Le Voyage en Arménie : Terre promise
Cinéma

Le Voyage en Arménie : Terre promise

Avec Le Voyage en Arménie, Robert Guédiguian aborde les questions de quête identitaire avec cette sensibilité qui lui est propre. Rencontre avec le prolifique, politique et poétique réalisateur de ce voyage bouleversant…

Lorsqu’on lui demande, juste comme ça et en croyant connaître d’emblée la réponse, s’il se considère plus Arménien que Français, Robert Guédiguian répond sans hésiter qu’il se voit incontestablement comme étant… Français. Après tout, "C’est en France que je vis, en France que je paye mes impôts, en France que je vote…" Toujours aussi politique, le hautement respecté réalisateur qui avait signé le populaire Marius et Jeanette, et qui se met alors à parler du thème de l’identité. Un thème auquel il a accordé une grande importance au sein du Voyage en Arménie, l’oeuvre qu’il était venu présenter lors du dernier FNC: "C’est une problématique qui m’a toujours agité, mais qui est devenue un peu plus importante ces dernières années, avec l’avènement de la globalisation qui réduit les identités à un comportement unique. Les particularismes s’inscrivent aujourd’hui comme des résistances à ce mot de globalisation, et il est important de résister! Plus on a conscience de qui on est, plus on a conscience de qui sont les autres."

Celui qui dit s’être "toujours méfié de tout ce qui symbolise la pureté, car au risque d’être provocateur, il n’y a jamais que des bâtards" remet une fois de plus en scène des personnages métissés, en proie à un profond questionnement sur leurs origines. Ainsi est Barsam (Marcel Bluwal, touchant), un homme âgé qui, souhaitant apprendre à son obstinée de fille Anna (Ariane Ascaride, égale à elle-même) à douter, quitte soudain la France pour son Arménie natale.

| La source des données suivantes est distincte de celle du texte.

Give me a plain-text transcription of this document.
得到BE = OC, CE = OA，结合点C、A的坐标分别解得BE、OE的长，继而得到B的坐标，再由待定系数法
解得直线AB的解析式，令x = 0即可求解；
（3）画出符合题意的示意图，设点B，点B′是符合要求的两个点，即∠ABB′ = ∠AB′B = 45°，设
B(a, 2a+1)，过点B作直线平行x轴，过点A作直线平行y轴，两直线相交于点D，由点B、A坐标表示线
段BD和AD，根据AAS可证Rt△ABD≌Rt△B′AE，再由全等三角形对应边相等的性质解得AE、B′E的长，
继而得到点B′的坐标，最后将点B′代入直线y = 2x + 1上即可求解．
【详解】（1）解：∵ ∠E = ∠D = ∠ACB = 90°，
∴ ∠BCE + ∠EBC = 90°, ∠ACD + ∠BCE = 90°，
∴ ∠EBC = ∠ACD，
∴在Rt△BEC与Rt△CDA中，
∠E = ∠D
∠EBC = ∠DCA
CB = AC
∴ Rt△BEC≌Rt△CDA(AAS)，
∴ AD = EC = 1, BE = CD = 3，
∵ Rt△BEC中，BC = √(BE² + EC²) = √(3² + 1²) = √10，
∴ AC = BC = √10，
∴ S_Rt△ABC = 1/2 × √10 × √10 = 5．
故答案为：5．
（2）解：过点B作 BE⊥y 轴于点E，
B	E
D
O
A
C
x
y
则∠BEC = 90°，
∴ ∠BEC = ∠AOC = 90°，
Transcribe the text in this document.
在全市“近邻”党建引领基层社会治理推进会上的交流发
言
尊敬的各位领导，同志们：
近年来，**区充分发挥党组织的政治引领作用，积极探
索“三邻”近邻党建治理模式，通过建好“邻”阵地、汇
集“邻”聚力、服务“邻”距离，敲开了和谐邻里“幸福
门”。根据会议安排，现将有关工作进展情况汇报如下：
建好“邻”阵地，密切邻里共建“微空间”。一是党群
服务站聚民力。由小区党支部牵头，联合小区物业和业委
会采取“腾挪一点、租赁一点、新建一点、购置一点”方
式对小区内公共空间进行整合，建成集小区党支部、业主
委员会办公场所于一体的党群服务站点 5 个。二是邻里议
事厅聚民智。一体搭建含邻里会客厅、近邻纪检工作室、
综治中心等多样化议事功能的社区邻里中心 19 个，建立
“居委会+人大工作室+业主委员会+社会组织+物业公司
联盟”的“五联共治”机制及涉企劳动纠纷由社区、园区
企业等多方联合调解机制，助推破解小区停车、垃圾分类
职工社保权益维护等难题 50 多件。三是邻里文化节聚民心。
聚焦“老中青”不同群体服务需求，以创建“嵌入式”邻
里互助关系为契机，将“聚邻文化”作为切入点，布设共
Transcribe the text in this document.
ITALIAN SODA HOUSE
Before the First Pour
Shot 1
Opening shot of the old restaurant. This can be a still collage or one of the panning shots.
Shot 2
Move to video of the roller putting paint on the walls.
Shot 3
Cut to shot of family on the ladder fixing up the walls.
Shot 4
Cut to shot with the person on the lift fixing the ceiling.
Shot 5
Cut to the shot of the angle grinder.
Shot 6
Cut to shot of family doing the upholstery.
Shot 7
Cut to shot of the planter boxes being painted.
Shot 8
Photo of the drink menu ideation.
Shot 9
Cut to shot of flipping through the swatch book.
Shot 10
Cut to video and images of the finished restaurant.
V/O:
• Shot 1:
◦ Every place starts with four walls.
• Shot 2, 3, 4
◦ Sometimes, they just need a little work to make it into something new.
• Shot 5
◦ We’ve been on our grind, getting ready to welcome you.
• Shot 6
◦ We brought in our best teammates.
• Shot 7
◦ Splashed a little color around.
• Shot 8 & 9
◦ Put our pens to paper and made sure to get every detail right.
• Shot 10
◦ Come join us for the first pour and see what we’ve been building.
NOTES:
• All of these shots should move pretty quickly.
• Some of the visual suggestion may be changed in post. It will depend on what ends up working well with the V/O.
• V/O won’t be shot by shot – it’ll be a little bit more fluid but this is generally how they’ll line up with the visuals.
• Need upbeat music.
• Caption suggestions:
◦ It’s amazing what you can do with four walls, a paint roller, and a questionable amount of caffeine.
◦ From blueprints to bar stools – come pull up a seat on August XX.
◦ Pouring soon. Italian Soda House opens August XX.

Complètement enragée, cette femme médecin partira sur les traces de son père dans une quête qui s’avérera bien plus profonde et bouleversante qu’elle ne l’aurait cru au premier abord.

Dans ce Voyage d’une grande beauté, Guédiguian porte un regard d’une immense et intense tendresse sur le retour aux sources, dans un mélange habile de polar, de mélodrame, de comédie et de conte initiatique: "On ne connaît un fleuve qu’en y plongeant, philosophe le réalisateur. Je voulais que le point de vue d’Anna sur l’Arménie change, de l’extérieur vers l’intérieur. C’est à cette volonté-là qu’est lié aussi le changement de registres auquel je fais appel dans le film. C’est un immense plaisir que de pouvoir jouer ainsi au chat et à la souris avec le spectateur."

Au fur et à mesure que son séjour en terre "étrangère" avancera, Anna se heurtera aux splendeurs les plus époustouflantes, mais aussi aux horreurs les plus sordides. Pourtant, dépeindre le visage plus sombre du pays aura été pour Guédiguian un mal nécessaire: "Il fallait absolument le faire. Il faut toujours dire la vérité sur les choses. Je voulais montrer à travers les personnages ce que ce peuple a conservé d’humanisme, mais en même temps, je voulais présenter tout ce qui empêche ces valeurs-là de fonctionner."

En ressort une mosaïque poignante, une ode personnelle à un pays certes meurtri, mais oh combien riche de trésors insoupçonnés. "Pour bien parler de l’Arménie, il faut parler de l’Arménie comme elle est." Tout simplement.